Transferred from Auschwitz to the Harz Mountains: Jewish, Sinti and Roma children

The evacuation of the “gypsy family camp” in Auschwitz-Birkenau began in April 1944. By August, the SS had transferred about 1500 male Sinti and Roma to the Mittelbau-Dora Concentration Camp. Among them were many teenagers and even some children. Almost all of them were taken to the subcamps Ellrich-Juliushütte and Harzungen, where, like the adults, they were assigned to exhausting forced labor on construction sites.

In June 1944, the SS deported 1000 Hungarian Jews from Auschwitz to the Harz Mountains. More than a third of them were not yet adults, with the youngest only 12 years old. The SS took most of them to the notorious Ellrich-Juliushütte subcamp. In November 1944, there were 260 Hungarian-Jewish children and adolescents in the camp.

The number of young Jewish prisoners in the Mittelbau camps further increased after January 1945, when evacuation transports from Auschwitz began to arrive. The youngest prisoner was Herbert Noah. He was born in the railway wagon used to transport the prisoners two days before it arrived in Dora. His further fate is not known.

Liberated child in the Boelcke garrison in Nordhausen, mid-April 1945.

In January 1945, the SS began using the garrison as a subcamp of the Mittelbau-Dora Concentration Camp for prisoners who were not fit for work. It was here that the SS brought many of the utterly exhausted prisoners who arrived in January and February 1945 on evacuation transports from Auschwitz and Groß-Rosen.

(Mittelbau-Dora Memorial)

Buchenwald Concentration Camp prisoner registration file for Leo Spiegel, 24 May 1944.

Leo Spiegel was a Hungarian Jew who was transferred from Auschwitz to Buchenwald and from there to Dora in May 1944, when he was 14 years old. In July 1944, the SS took him to the Ellrich-Juliushütte subcamp, where he was a forced laborer on construction sites.

(Arolsen Archives)

Infirmary file on Leo Spiegel, December 1944.

On 24 December 1944, Leo Spiegel was transferred from Ellrich to the infirmary at the Dora camp. There he was placed in Block 39 A, the tuberculosis ward. He died of pulmonary tuberculosis at the age of 15 on 31 December 1944.

(Arolsen Archives)

Dora camp infirmary file on Sandor Kaufmann, 26 December 1944 to 6 February 1945.

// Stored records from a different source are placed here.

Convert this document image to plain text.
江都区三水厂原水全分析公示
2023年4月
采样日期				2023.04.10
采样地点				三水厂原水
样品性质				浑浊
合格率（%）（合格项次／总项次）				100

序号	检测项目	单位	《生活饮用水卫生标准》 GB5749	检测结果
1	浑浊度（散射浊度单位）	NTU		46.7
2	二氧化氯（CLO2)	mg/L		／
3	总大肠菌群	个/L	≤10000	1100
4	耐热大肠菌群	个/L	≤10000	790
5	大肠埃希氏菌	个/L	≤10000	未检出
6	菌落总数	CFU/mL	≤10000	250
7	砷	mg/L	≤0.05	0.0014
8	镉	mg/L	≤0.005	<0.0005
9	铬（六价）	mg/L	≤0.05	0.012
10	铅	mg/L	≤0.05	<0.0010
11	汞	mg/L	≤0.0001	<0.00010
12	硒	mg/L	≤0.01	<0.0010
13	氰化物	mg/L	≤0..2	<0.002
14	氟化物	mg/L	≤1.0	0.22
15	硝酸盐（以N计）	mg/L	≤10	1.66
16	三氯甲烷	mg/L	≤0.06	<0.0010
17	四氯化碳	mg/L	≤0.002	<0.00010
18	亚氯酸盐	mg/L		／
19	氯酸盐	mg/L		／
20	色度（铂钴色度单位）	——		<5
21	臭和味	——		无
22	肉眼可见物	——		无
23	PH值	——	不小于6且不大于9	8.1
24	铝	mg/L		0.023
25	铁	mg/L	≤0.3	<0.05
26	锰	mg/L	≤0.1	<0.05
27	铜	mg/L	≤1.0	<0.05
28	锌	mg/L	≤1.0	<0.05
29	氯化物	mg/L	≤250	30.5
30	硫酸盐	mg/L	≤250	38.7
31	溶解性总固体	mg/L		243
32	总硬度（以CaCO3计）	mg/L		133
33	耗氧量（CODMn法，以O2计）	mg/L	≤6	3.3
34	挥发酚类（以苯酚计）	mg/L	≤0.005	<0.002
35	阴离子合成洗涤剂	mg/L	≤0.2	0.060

Sandor Kaufmann, a Hungarian Jew, was transferred from Auschwitz via Buchenwald to Dora in May 1944 at the age of only 12. There he was a forced laborer in the underground rocket factory. He died in the infirmary on 6 February 1945. Sandor Kaufmann is the second-youngest documented fatality at the Mittelbau-Dora Concentration Camp.

(Arolsen Archives)

"My cousin, he was also there, he was also Sinto. And he was the foreman there, so to speak, and he always said to me: 'Franz, you stay with me, I'll take care of you.' And he was all right."

Report by Franz Rosenbach, 2005.

The SS deported the Sinto Franz Rosenbach (1927-2012) from Auschwitz via Buchenwald to Mittelbau-Dora in April 1944, when he was 16. Many Sinti and Roma were taken as family groups to the concentration camps. The help of his cousin, who was a prisoner functionary, saved Franz Rosenbach.

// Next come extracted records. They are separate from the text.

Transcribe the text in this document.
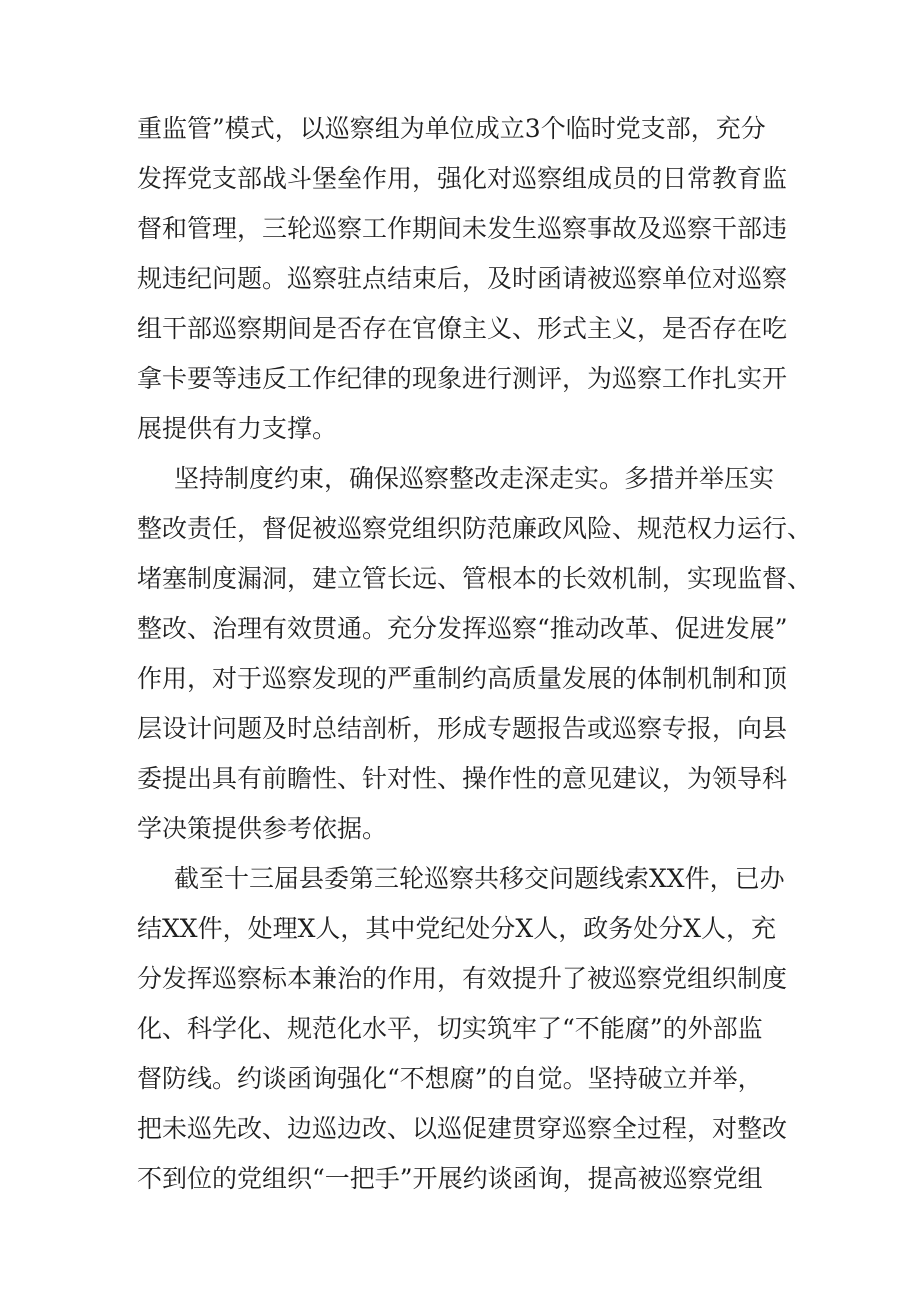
重监管”模式，以巡察组为单位成立3个临时党支部，充分
发挥党支部战斗堡垒作用，强化对巡察组成员的日常教育监
督和管理，三轮巡察工作期间未发生巡察事故及巡察干部违
规违纪问题。巡察驻点结束后，及时函请被巡察单位对巡察
组干部巡察期间是否存在官僚主义、形式主义，是否存在吃
拿卡要等违反工作纪律的现象进行测评，为巡察工作扎实开
展提供有力支撑。

坚持制度约束，确保巡察整改走深走实。多措并举压实
整改责任，督促被巡察党组织防范廉政风险、规范权力运行、
堵塞制度漏洞，建立管长远、管根本的长效机制，实现监督、
整改、治理有效贯通。充分发挥巡察“推动改革、促进发展”
作用，对于巡察发现的严重制约高质量发展的体制机制和顶
层设计问题及时总结剖析，形成专题报告或巡察专报，向县
委提出具有前瞻性、针对性、操作性的意见建议，为领导科
学决策提供参考依据。

截至十三届县委第三轮巡察共移交问题线索XX件，已办
结XX件，处理X人，其中党纪处分X人，政务处分X人，充
分发挥巡察标本兼治的作用，有效提升了被巡察党组织制度
化、科学化、规范化水平，切实筑牢了“不能腐”的外部监
督防线。约谈函询强化“不想腐”的自觉。坚持破立并举，
把未巡先改、边巡边改、以巡促建贯穿巡察全过程，对整改
不到位的党组织“一把手”开展约谈函询，提高被巡察党组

(Franz Rosenbach, Der Tod war mein ständiger Begleiter, Munich 2005)

Excerpt from the notes of survivor Alex Hacker, 10 February 1945.

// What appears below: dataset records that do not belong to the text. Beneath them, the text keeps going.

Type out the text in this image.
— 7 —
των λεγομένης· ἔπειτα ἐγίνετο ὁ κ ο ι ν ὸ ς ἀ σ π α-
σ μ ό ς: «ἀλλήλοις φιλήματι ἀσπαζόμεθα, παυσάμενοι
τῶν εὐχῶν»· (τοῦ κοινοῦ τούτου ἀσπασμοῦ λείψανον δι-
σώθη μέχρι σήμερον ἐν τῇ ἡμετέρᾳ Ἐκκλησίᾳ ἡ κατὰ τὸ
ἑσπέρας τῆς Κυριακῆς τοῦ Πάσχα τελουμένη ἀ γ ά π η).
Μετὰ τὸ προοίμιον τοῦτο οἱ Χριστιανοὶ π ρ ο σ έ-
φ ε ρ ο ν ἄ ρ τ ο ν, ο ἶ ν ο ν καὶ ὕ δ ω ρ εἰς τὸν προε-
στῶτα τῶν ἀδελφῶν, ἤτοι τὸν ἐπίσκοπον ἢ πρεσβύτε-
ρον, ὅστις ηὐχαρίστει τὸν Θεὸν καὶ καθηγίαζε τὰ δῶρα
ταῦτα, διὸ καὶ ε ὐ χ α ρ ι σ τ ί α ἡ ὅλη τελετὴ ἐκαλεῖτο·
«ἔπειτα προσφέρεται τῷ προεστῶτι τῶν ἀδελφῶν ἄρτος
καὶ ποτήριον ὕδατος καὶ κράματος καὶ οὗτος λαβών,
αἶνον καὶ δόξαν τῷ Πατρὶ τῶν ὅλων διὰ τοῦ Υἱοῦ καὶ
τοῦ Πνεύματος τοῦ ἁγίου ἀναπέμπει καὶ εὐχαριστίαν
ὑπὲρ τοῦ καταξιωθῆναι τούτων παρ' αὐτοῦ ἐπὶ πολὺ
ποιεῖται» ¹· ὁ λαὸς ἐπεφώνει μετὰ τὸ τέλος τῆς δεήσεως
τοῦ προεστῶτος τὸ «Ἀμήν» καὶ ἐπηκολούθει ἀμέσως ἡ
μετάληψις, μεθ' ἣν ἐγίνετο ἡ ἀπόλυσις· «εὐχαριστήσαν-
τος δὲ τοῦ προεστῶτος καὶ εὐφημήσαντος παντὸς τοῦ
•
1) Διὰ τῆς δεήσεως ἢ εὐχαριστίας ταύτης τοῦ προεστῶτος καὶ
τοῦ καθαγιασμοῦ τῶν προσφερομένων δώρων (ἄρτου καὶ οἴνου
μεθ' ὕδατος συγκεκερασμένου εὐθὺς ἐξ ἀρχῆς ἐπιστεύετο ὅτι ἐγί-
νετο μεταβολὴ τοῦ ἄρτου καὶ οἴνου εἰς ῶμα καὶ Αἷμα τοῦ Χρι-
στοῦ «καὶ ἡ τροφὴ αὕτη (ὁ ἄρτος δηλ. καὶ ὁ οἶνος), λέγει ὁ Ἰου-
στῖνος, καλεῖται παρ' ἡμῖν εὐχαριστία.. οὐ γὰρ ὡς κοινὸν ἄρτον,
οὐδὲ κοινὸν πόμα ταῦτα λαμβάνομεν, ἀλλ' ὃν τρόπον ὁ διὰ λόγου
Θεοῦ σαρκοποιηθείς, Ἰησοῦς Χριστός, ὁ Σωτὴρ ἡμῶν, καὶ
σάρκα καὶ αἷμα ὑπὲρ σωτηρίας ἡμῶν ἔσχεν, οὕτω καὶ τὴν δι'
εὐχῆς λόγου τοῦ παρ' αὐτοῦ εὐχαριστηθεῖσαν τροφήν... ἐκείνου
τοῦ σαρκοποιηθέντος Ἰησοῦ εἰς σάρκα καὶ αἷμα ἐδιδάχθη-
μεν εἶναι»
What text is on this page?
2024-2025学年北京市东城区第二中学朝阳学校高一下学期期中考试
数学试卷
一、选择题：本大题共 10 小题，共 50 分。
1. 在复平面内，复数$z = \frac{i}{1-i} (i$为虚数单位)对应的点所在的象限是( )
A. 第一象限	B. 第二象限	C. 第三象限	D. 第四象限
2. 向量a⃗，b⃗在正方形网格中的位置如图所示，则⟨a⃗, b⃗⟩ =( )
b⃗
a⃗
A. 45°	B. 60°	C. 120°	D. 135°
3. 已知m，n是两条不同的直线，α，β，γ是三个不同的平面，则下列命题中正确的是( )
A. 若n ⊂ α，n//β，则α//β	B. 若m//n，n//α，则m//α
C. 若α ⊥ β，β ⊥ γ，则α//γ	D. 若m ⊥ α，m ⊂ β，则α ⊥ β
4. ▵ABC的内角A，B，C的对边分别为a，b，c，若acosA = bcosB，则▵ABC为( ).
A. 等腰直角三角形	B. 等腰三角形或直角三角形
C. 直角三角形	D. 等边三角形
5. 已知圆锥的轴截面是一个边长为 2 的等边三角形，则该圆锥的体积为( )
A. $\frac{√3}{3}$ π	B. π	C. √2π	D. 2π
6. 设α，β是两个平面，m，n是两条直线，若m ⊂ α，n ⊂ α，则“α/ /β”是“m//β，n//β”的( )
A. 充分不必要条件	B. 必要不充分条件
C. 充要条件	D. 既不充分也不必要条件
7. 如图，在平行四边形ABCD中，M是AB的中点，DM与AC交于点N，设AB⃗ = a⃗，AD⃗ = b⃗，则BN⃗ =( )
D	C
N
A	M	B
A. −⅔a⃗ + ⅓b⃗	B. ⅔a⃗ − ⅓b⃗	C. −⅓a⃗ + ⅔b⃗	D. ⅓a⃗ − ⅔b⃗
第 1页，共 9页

Alex Hacker, an 18-year-old Jew, was deported from Hungary to Mittelbau-Dora at the end of 1944. He kept a diary while in the camp. He prepared one page so that he could write the date of his return to his parents after liberation.

Translation: “And down here I will write the date when I will see my dear and beloved mother and father again in good health.”

(Private property Alex Hacker)

Alex Hacker im Displaced-Persons-Camp Bergen-Belsen, 1945.

In April 1945, Alex Hacker arrived at the Bergen-Belsen Concentration Camp on an evacuation transport. There he was liberated by British troops. In the summer of 1945, he was reunited with his parents in Budapest.

(Private property Alex Hacker)

Transport list of an evacuation transport with 512 women from Auschwitz to Mittelbau-Dora, 28 January 1945.

Entry for Herbert Neumann: place of birth: Mittelbau Concentration Camp, occupation: without occupation. The women were transferred to the Bergen-Belsen Concentration Camp a few days later. That Herbert Noah survived is extremely unlikely.